Articles
2 May 2019 

Breaking the money illusion

The cost of inflation is often misunderstood or ignored, with significant implications for consumer spending and economic behaviour on a wider scale 

In the three months to February, the average weekly earnings of UK employees (including bonuses) increased by 3.5%, according to the latest report from the Office for National Statistics. This may sound good, but when the figures are adjusted for inflation, the percentage drops to just 1.6%, giving consumers considerably less purchasing power than the headline figure might suggest.

Changes in 'real' terms, which account for the impact of inflation, are key to understanding the true value of money. Yet research has shown that many people think only in 'nominal' terms, with little consideration for what the face value of money is really worth and can actually buy. Indeed, experiments have demonstrated that people often choose a higher nominal pay hike over a lower real hike, even though the real increase would make them better off.

This so-called 'money illusion' - a term popularised by the economist John Maynard Keynes - can have significant implications for consumer spending and economic behaviour on a wider scale. It can also affect the way we think about the value of money in the future, including our pension plans and returns on investments.

Looking at real returns

Since the global financial crisis, inflation fell sharply as the economic slump and rising unemployment meant shops and business could not raise prices. At the same time, central banks cut interest rates close to zero to stimulate the economy.

As banks follow the central bank when setting their own interest rates, savers received virtually no interest on their accounts. UK inflation has since risen- at 1.9% in March- while rates have remained below 1% for a decade, meaning that anyone relying on their savings for income has become worse off.

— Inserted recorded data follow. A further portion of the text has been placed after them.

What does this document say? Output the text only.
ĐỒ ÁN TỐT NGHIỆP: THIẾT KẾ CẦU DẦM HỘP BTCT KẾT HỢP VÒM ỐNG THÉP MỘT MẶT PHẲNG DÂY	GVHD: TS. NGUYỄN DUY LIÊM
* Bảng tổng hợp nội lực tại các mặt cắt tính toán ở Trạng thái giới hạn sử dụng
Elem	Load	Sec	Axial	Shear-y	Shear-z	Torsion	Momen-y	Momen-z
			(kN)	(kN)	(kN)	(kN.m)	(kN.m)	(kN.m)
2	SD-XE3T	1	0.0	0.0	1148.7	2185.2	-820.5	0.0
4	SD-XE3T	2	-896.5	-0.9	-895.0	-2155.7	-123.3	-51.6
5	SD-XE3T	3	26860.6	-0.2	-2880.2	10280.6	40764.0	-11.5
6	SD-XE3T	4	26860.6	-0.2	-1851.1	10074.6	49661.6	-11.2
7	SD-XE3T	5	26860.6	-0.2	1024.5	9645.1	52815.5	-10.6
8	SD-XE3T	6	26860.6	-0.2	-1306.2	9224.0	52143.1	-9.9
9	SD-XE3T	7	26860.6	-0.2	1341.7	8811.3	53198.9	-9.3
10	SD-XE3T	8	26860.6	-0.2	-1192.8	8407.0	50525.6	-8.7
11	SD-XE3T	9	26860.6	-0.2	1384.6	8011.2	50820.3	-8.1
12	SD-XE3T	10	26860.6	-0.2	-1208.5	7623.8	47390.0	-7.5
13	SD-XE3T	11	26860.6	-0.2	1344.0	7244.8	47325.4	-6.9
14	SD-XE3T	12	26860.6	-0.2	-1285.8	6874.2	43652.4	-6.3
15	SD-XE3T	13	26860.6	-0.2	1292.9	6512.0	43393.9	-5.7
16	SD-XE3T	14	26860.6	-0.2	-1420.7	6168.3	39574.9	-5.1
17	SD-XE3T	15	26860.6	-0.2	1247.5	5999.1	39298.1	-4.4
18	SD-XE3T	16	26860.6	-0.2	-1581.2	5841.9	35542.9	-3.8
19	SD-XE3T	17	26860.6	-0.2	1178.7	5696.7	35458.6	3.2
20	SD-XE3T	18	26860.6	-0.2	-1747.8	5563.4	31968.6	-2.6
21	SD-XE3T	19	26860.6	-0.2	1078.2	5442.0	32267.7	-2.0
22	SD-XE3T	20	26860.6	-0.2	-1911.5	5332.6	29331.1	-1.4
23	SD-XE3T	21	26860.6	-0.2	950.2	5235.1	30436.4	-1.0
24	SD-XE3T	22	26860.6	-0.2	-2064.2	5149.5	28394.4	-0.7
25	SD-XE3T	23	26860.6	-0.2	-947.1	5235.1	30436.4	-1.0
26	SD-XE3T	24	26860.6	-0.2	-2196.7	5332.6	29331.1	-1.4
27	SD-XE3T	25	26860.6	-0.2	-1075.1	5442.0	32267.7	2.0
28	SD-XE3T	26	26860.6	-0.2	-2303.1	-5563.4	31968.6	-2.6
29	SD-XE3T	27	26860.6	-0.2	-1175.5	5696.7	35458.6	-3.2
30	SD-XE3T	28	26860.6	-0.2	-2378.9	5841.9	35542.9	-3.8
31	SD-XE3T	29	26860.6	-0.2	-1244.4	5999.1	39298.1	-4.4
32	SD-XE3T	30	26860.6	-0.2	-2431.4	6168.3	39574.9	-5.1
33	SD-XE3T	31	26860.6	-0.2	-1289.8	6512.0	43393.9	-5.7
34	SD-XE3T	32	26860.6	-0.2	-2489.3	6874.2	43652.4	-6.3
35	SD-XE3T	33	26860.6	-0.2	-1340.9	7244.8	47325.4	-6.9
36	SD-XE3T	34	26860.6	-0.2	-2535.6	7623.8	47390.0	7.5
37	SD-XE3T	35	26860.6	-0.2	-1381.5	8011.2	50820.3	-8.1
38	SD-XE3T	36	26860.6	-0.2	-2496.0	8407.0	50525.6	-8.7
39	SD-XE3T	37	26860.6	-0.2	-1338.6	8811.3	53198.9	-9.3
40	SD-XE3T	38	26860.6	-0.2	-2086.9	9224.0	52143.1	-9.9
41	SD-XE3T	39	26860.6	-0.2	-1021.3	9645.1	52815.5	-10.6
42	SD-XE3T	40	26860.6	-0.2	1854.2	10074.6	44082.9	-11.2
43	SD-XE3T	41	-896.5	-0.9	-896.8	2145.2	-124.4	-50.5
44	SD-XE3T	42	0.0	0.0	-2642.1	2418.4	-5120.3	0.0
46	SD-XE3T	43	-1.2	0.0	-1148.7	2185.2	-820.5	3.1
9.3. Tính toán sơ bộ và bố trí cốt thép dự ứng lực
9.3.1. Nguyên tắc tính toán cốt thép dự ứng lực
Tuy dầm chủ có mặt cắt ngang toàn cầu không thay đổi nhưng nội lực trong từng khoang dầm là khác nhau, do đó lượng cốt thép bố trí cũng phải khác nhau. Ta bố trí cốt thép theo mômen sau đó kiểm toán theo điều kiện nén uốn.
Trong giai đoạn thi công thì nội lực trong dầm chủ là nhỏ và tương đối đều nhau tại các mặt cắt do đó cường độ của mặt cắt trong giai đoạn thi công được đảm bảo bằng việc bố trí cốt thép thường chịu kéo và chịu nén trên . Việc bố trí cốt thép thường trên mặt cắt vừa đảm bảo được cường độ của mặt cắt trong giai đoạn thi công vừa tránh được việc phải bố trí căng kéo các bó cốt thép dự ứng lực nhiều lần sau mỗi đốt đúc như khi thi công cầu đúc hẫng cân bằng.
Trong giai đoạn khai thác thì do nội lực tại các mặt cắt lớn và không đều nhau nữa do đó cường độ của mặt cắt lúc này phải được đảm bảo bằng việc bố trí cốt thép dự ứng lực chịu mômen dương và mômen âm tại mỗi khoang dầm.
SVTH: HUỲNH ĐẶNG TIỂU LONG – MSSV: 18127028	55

This analysis applies to investments such as bonds, shares, property and gold, all of which will have a return measured in nominal terms and one measured in real terms.

Fixed income assets such as government bonds (gilts) pay the same level of interest whether inflation is rising or falling. If inflation rises, the value of both the interest payments and of the money invested in the bond will fall in real terms.

The impact of inflation on stock prices is a little more complicated. Inflation reduces the net present value of a company's expected cash flows, suggesting that stock prices should fall as a result. At the same time, however, rising prices suggest that those future cash flows will be higher because companies are able to make bigger profits. In theory, these two forces should cancel each other out. In practice, markets often recoil at signs of inflation for fear the economy is overheating and interest rates will go up.

Economic reality

Accounting for inflation is also important when analysing economic growth. Statisticians calculate the total value of the output of an economy every year. In 2018, the nominal size of the UK economy was £2.12 trillion, up by 3.4% on the $2.05 trillion for 2017. However, growth in real terms was just 1.4% in 2018 (£2.01 trillion to £2.03 trillion).

The concept isn't just important economically. It can also be a political issue, with governments choosing to focus on the measure that best suits them. When a country is in the grip of inflation, its growth rate can look huge in nominal terms though this figure is largely meaningless to consumers who may be struggling to buy basic goods.

Another danger comes from underreporting inflation, which makes the headline figure of growth in real terms look higher than it actually is. For example, Argentina was forced to revise the way it produced inflation figures after it was exposed for underreporting soaring inflation over the previous decade to make growth figures look better.

In the run-up to the 2015 presidential election, the government’s statistics office reported inflation at 15% compared to estimates from private economists at 27.9%, one of the highest rates in the world. Critics said the government was trying to mask Argentina’s major economic problem for political reasons. Consumers at the time said the official inflation figures did not jibe with the price rises they were experiencing personally. There was also evidence that investors were moving money abroad to stop their money from being eaten up by inflation.

The bottom line is that being able to look through the nominal figures and focus on what is left after inflation will leave investors, employees and shoppers better able to understand what is happening to the value of their money.